One day David Lose came home from work and announced that he was opening his own landscape architecture firm, Lose & Associates. “My mom asked, ‘Who are your associates?’ and my dad said, ‘Well, Betti, you and the girls.’” says Lose with a laugh. Betti quickly learned bookkeeping, and daughters Heather and Shelley helped out around the office, which at first was part of the Lose living room and, later, over Mosko’s Muncheonette on Elliston Place. The list of federal, Tennessee State, and Metro Nashville parks for which David Lose created master plans and designed trails, open spaces, and park structures is long, with examples extending from East to West Tennessee. They include, for example, the master plans for Stones River National Battlefield, Edgar Evins State Park, and Nashville’s Beaman Park, not to mention designs for the Stones River and Lytle Creek Greenways.

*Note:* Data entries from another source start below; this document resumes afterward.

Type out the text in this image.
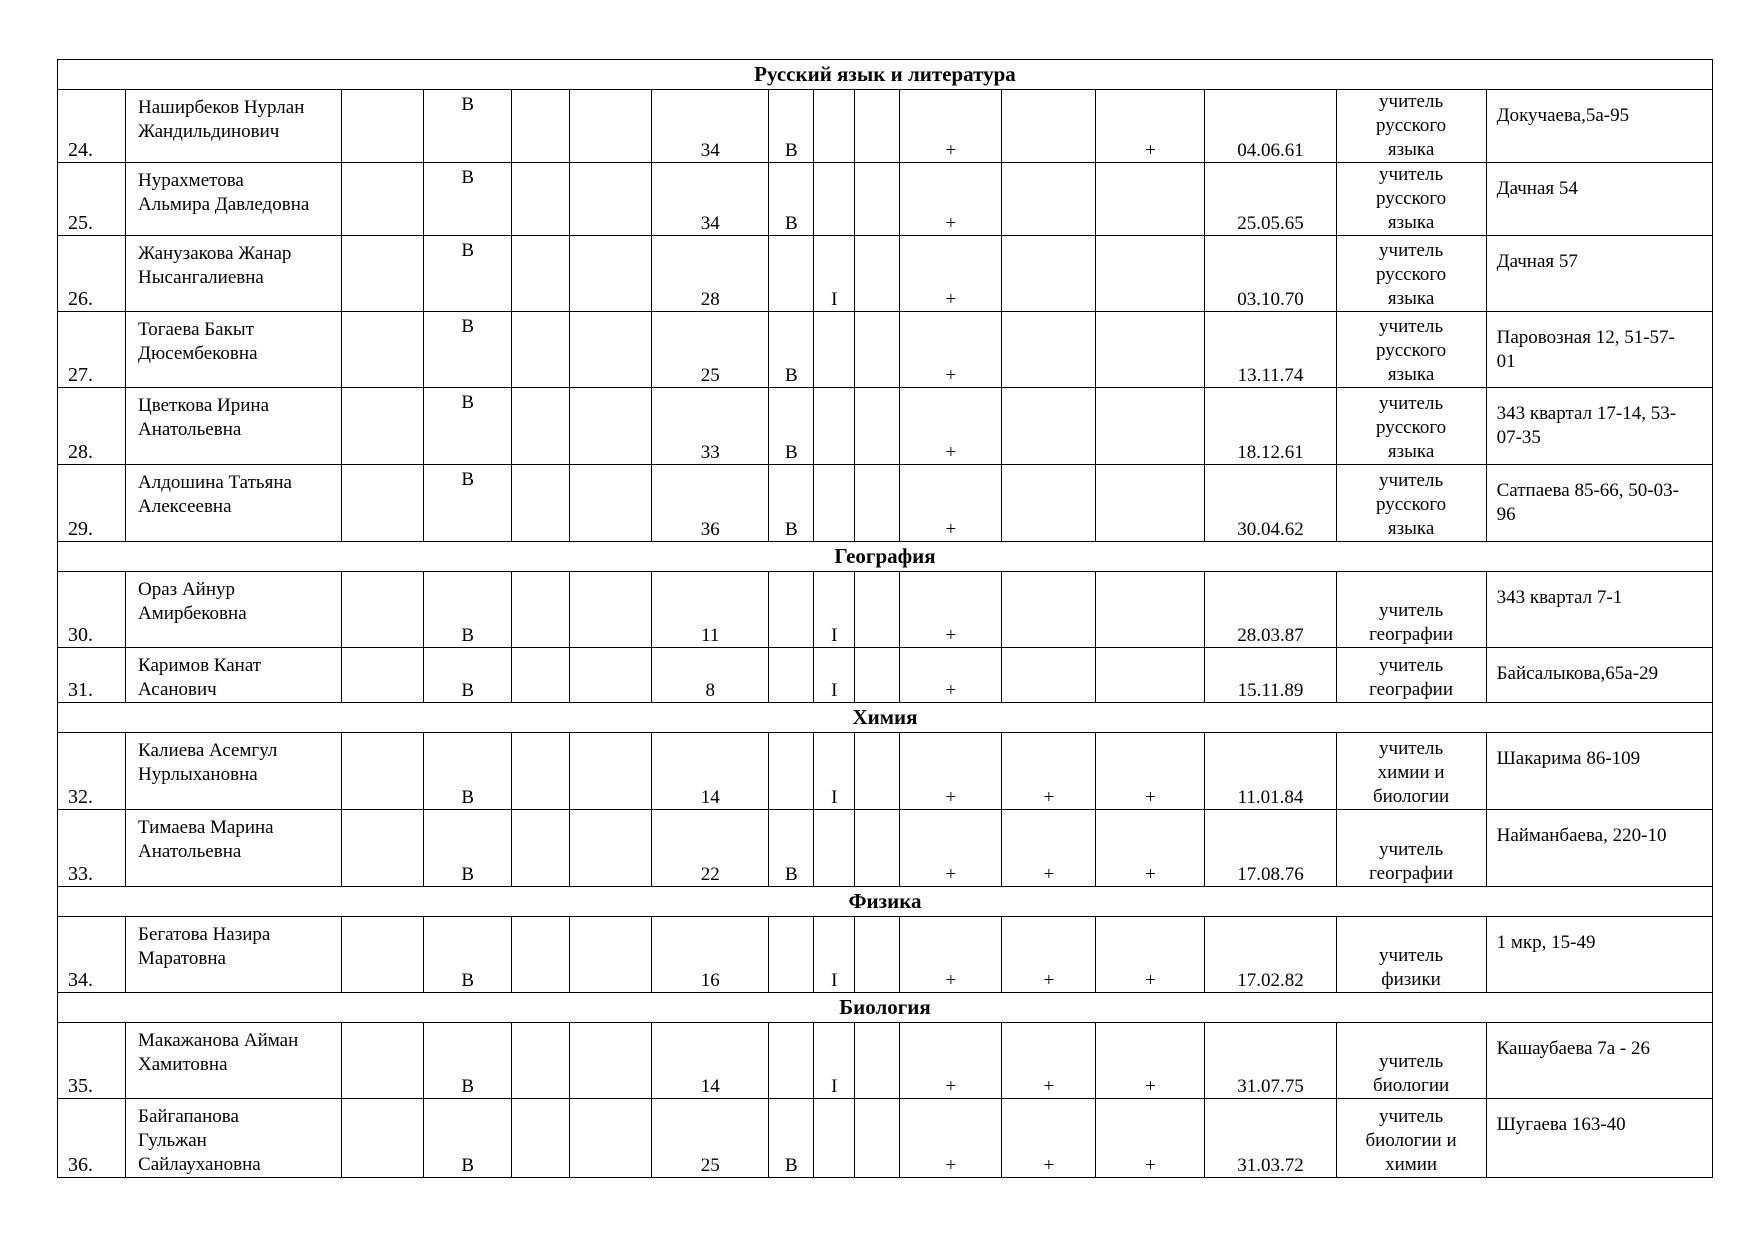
Русский язык и литература															
24.	Наширбеков Нурлан
Жандильдинович		В			34	В			+		+	04.06.61	учитель
русского
языка	Докучаева,5а-95

25.	Нурахметова
Альмира Давледовна		В			34	В			+			25.05.65	учитель
русского
языка	Дачная 54

26.	Жанузакова Жанар
Нысангалиевна		В			28		I		+			03.10.70	учитель
русского
языка	Дачная 57

27.	Тогаева Бакыт
Дюсембековна		В			25	В			+			13.11.74	учитель
русского
языка	Паровозная 12, 51-57-
01

28.	Цветкова Ирина
Анатольевна		В			33	В			+			18.12.61	учитель
русского
языка	343 квартал 17-14, 53-
07-35

29.	Алдошина Татьяна
Алексеевна		В			36	В			+			30.04.62	учитель
русского
языка	Сатпаева 85-66, 50-03-
96

География															
30.	Ораз Айнур
Амирбековна		В			11		I		+			28.03.87	учитель
географии	343 квартал 7-1

31.	Каримов Канат
Асанович		В			8		I		+			15.11.89	учитель
географии	Байсалыкова,65а-29

Химия															
32.	Калиева Асемгул
Нурлыхановна		В			14		I		+	+	+	11.01.84	учитель
химии и
биологии	Шакарима 86-109

33.	Тимаева Марина
Анатольевна		В			22	В			+	+	+	17.08.76	учитель
географии	Найманбаева, 220-10

Физика															
34.	Бегатова Назира
Маратовна		В			16		I		+	+	+	17.02.82	учитель
физики	1 мкр, 15-49

Биология															
35.	Макажанова Айман
Хамитовна		В			14		I		+	+	+	31.07.75	учитель
биологии	Кашаубаева 7а - 26

36.	Байгапанова
Гульжан
Сайлаухановна		В			25	В			+	+	+	31.03.72	учитель
биологии и
химии	Шугаева 163-40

Sadly, David Lose died suddenly in June of 2017, and his daughter still tears up when she talks about him. But, when she wants to feel close to him, Heather Lose walks out of her downtown office and heads over to Riverfront Park, which he also designed. “That was his gift to our city,” she says. “I think how many people have enjoyed that space, just walking there, or sitting there near the water, or going to a concert. He left that for us, and that’s huge to me.”
There’s no doubt in her mind that watching her parents build her father’s practice and seeing the lasting impact of their work set her on the path leading to The Tennessee Conservationist. “It’s amazing,” Lose says. “These gifts you are given, without even really knowing it at the time, how they carry forward.”
The Tennessee Conservationist is published bimothly by the State of Tennessee, Department of Environment and Conservation.